I just started with OpenCV on the Nano today. I am still finding my way around the Nano.
I can compile simple OpenCV programs.
I added the Raspberry Pi RPi NoIR Camera V2.
This is the error I receive:
VIDEOIO ERROR: V4L2: Pixel format of incoming image is unsupported by OpenCV.
OpenCV Error: Unspecified error (CGStreamer: unable to start pipeline) in cvCaptureFromCAM_GStreamer, file /home/nvidia/build_opencv/OpenCV/modules/videoio/src/cap_gstreamer.cpp line 887 VIDEOIO(cvCreatCapture)CStreamer(CV_CAPGSTREAMER_V4L2, reinterpret_cast<char *>(index))): raised OpenCV Exception:
/home/nvidia/build_opencv/OpenCV/modules/videoio/src/cap_gstreamer.cpp:887: error: (-2) GStreamer: unable to start pipeline in function cvCaptureFromCAM_GStreamer.
What didn’t I do?
Thanks for any help,
UPDATE: I found this code and I ran it using Terminal mode and I can see the video output of the camera so the camera is working, just not in my OpenCV app:
$ gst-launch-1.0 nvarguscamerasrc ! ‘video/x-raw(memory:NVMM),width=3820, height=2464, framerate=21/1, format=NV12’ ! nvvidconv flip-method=0 ! ‘video/x-raw,width=960, height=616’ ! nvvidconv ! nvegltransform ! nveglglessink -e
Do I need additional code for the OpenCV on the Nano that is not needed elsewhere?
I receive the error, that I posted previously, directly after calling: cv::VideoCapture camera(0);
Can you confirm the Pi Noir 2 camera works, both on a Pi, and outside of OpenCV on the Nano through other example camera applications?
In python3, can you please paste the output of:
>>> import cv2
It does work on my Nano. I ran it using the code in my UPDATE post.
Sorry but I am not familiar with python.
Do you have anything I can run from terminal mode?
I found code on GitHub that used text specifying the parameters of the camera instead of just using “0” as the camera index and it worked.

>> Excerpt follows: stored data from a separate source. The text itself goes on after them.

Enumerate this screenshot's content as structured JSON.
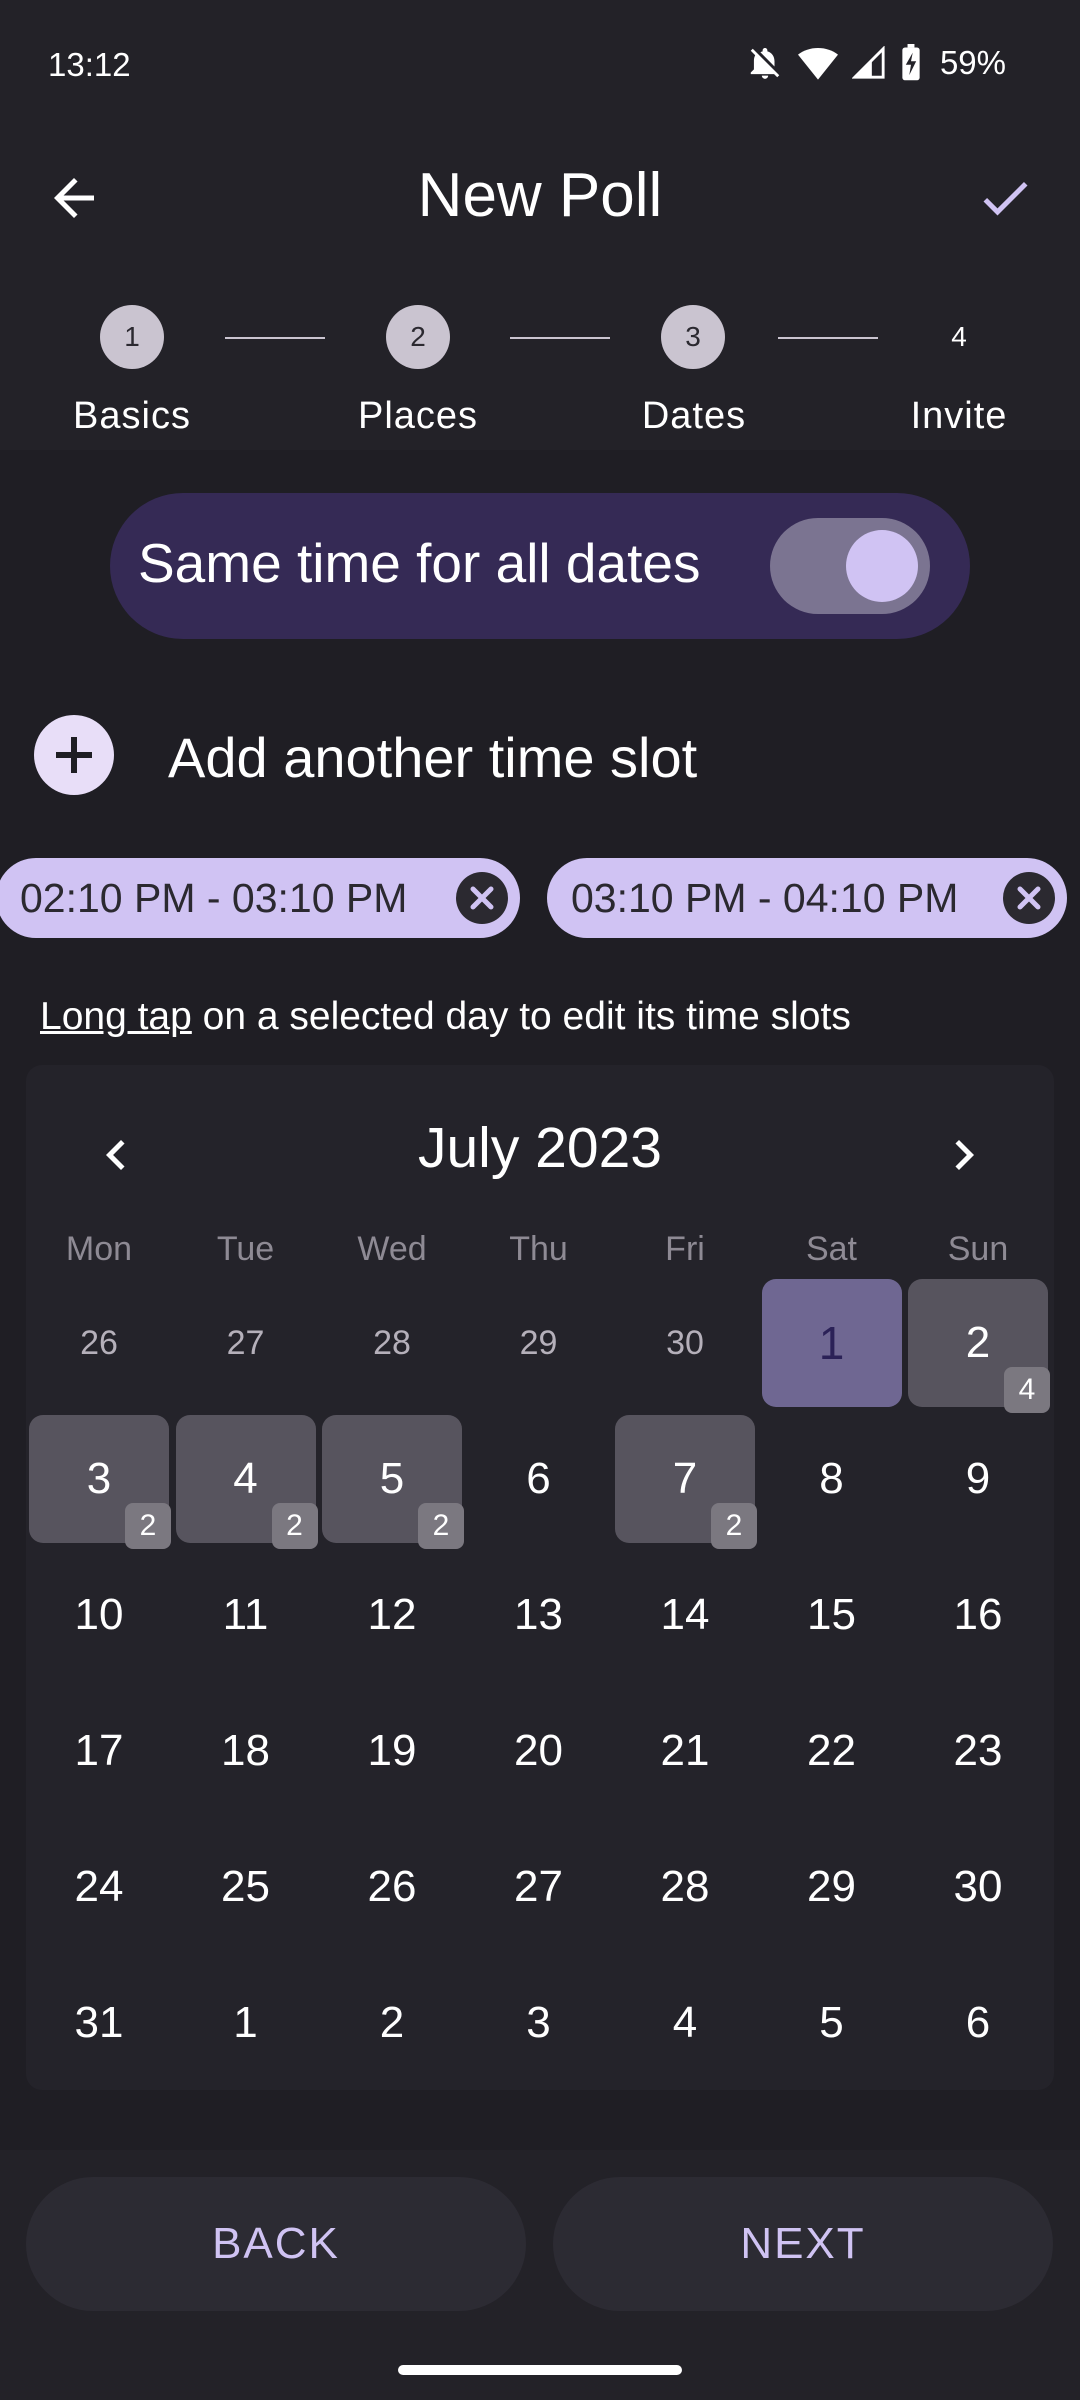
{
  "status": {
    "time": "13:12",
    "battery": "59%"
  },
  "header": {
    "title": "New Poll"
  },
  "stepper": {
    "steps": [
      {
        "number": "1",
        "label": "Basics"
      },
      {
        "number": "2",
        "label": "Places"
      },
      {
        "number": "3",
        "label": "Dates"
      },
      {
        "number": "4",
        "label": "Invite"
      }
    ]
  },
  "same_time": {
    "label": "Same time for all dates",
    "enabled": true
  },
  "add_slot": {
    "label": "Add another time slot"
  },
  "time_slots": [
    {
      "label": "02:10 PM - 03:10 PM"
    },
    {
      "label": "03:10 PM - 04:10 PM"
    }
  ],
  "hint": {
    "link": "Long tap",
    "text": " on a selected day to edit its time slots"
  },
  "calendar": {
    "month": "July 2023",
    "weekdays": [
      "Mon",
      "Tue",
      "Wed",
      "Thu",
      "Fri",
      "Sat",
      "Sun"
    ],
    "weeks": [
      [
        {
          "d": "26",
          "out": true
        },
        {
          "d": "27",
          "out": true
        },
        {
          "d": "28",
          "out": true
        },
        {
          "d": "29",
          "out": true
        },
        {
          "d": "30",
          "out": true
        },
        {
          "d": "1",
          "sel": "primary"
        },
        {
          "d": "2",
          "sel": "yes",
          "badge": "4"
        }
      ],
      [
        {
          "d": "3",
          "sel": "yes",
          "badge": "2"
        },
        {
          "d": "4",
          "sel": "yes",
          "badge": "2"
        },
        {
          "d": "5",
          "sel": "yes",
          "badge": "2"
        },
        {
          "d": "6"
        },
        {
          "d": "7",
          "sel": "yes",
          "badge": "2"
        },
        {
          "d": "8"
        },
        {
          "d": "9"
        }
      ],
      [
        {
          "d": "10"
        },
        {
          "d": "11"
        },
        {
          "d": "12"
        },
        {
          "d": "13"
        },
        {
          "d": "14"
        },
        {
          "d": "15"
        },
        {
          "d": "16"
        }
      ],
      [
        {
          "d": "17"
        },
        {
          "d": "18"
        },
        {
          "d": "19"
        },
        {
          "d": "20"
        },
        {
          "d": "21"
        },
        {
          "d": "22"
        },
        {
          "d": "23"
        }
      ],
      [
        {
          "d": "24"
        },
        {
          "d": "25"
        },
        {
          "d": "26"
        },
        {
          "d": "27"
        },
        {
          "d": "28"
        },
        {
          "d": "29"
        },
        {
          "d": "30"
        }
      ],
      [
        {
          "d": "31"
        },
        {
          "d": "1"
        },
        {
          "d": "2"
        },
        {
          "d": "3"
        },
        {
          "d": "4"
        },
        {
          "d": "5"
        },
        {
          "d": "6"
        }
      ]
    ]
  },
  "buttons": {
    "back": "BACK",
    "next": "NEXT"
  },
  "colors": {
    "accent": "#d0c3f3",
    "background": "#1f1e24",
    "selected_day": "#57545e"
  }
}
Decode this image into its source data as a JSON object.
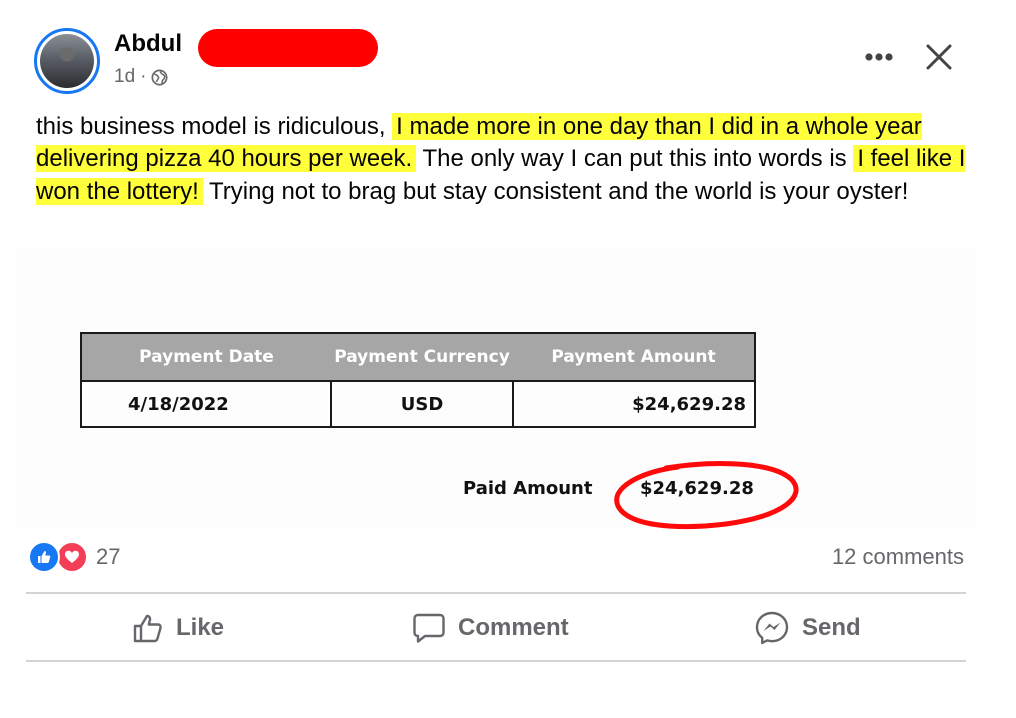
{
  "post": {
    "author": "Abdul",
    "time": "1d",
    "time_separator": "·",
    "text_segments": [
      {
        "text": "this business model is ridiculous, ",
        "highlight": false
      },
      {
        "text": "I made more in one day than I did in a whole year delivering pizza 40 hours per week.",
        "highlight": true
      },
      {
        "text": " The only way I can put this into words is ",
        "highlight": false
      },
      {
        "text": "I feel like I won the lottery!",
        "highlight": true
      },
      {
        "text": " Trying not to brag but stay consistent and the world is your oyster!",
        "highlight": false
      }
    ]
  },
  "payment": {
    "headers": [
      "Payment Date",
      "Payment Currency",
      "Payment Amount"
    ],
    "row": [
      "4/18/2022",
      "USD",
      "$24,629.28"
    ],
    "paid_label": "Paid Amount",
    "paid_value": "$24,629.28"
  },
  "engagement": {
    "reaction_count": "27",
    "comments": "12 comments"
  },
  "actions": {
    "like": "Like",
    "comment": "Comment",
    "send": "Send"
  },
  "colors": {
    "highlight": "#ffff3c",
    "redaction": "#ff0000",
    "like_blue": "#1877f2",
    "love_red": "#f33e58",
    "secondary_text": "#65676b",
    "table_header": "#a6a6a6"
  },
  "icons": {
    "privacy": "globe-icon",
    "more": "more-options-icon",
    "close": "close-icon",
    "like_reaction": "thumbs-up-icon",
    "love_reaction": "heart-icon",
    "like_action": "thumbs-up-outline-icon",
    "comment_action": "speech-bubble-icon",
    "send_action": "messenger-icon"
  }
}
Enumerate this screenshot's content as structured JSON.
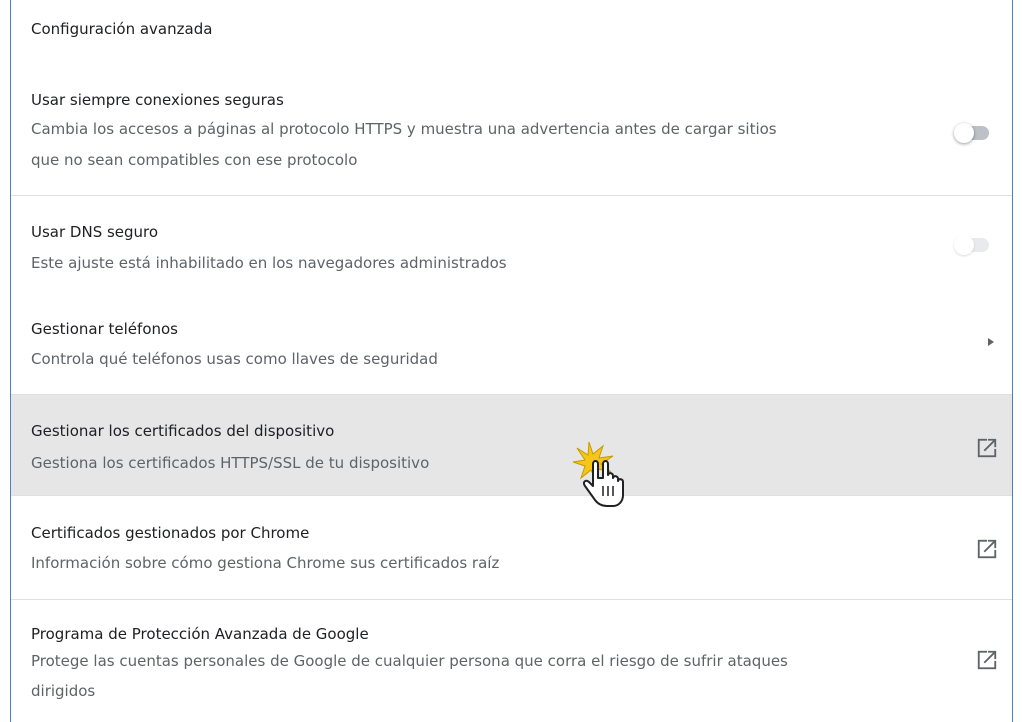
{
  "section": {
    "title": "Configuración avanzada"
  },
  "rows": [
    {
      "title": "Usar siempre conexiones seguras",
      "desc1": "Cambia los accesos a páginas al protocolo HTTPS y muestra una advertencia antes de cargar sitios",
      "desc2": "que no sean compatibles con ese protocolo",
      "control": "toggle",
      "state": "off"
    },
    {
      "title": "Usar DNS seguro",
      "desc1": "Este ajuste está inhabilitado en los navegadores administrados",
      "control": "toggle",
      "state": "disabled"
    },
    {
      "title": "Gestionar teléfonos",
      "desc1": "Controla qué teléfonos usas como llaves de seguridad",
      "control": "arrow-right-icon"
    },
    {
      "title": "Gestionar los certificados del dispositivo",
      "desc1": "Gestiona los certificados HTTPS/SSL de tu dispositivo",
      "control": "open-in-new-icon",
      "highlighted": true
    },
    {
      "title": "Certificados gestionados por Chrome",
      "desc1": "Información sobre cómo gestiona Chrome sus certificados raíz",
      "control": "open-in-new-icon"
    },
    {
      "title": "Programa de Protección Avanzada de Google",
      "desc1": "Protege las cuentas personales de Google de cualquier persona que corra el riesgo de sufrir ataques",
      "desc2": "dirigidos",
      "control": "open-in-new-icon"
    }
  ],
  "colors": {
    "frame_border": "#4a7fc1",
    "hover_background": "#e6e6e6",
    "text_primary": "#202124",
    "text_secondary": "#5f6368",
    "cursor_burst": "#f5c518"
  }
}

If you use a USB cam, you may just use its V4L index…such as 1 if it is /dev/video1. It depends on what formats your camera provides (see v4l2-ctl -d /dev/video1 --list-formats-ext) and what your opencv version accepts as input and what it can convert to. It may also be possible to use a gstreamer pipeline for conversion if your opencv build has gstreamer support.
For a CSI camera providing bayer frames, usually it uses a bypass through ISP for debayering, as does nvarguscamerasrc and provides YUV (such as NV12 or I420) format (into NVMM memory). In such case it might be mandatory to use a gstreamer pipeline using nvvidconv for copying to cpu memory and send to appsink.
An option is to use nvvidconv to output BGRx and videoconvert to provide BGR to appsink.
You may alternatively read I420 or NV12 frames from recent version of opencv, but if you need to convert to RGB it might not be faster than videoconvert (as today no CUDA conversion is available in opencv for this, AFAIK).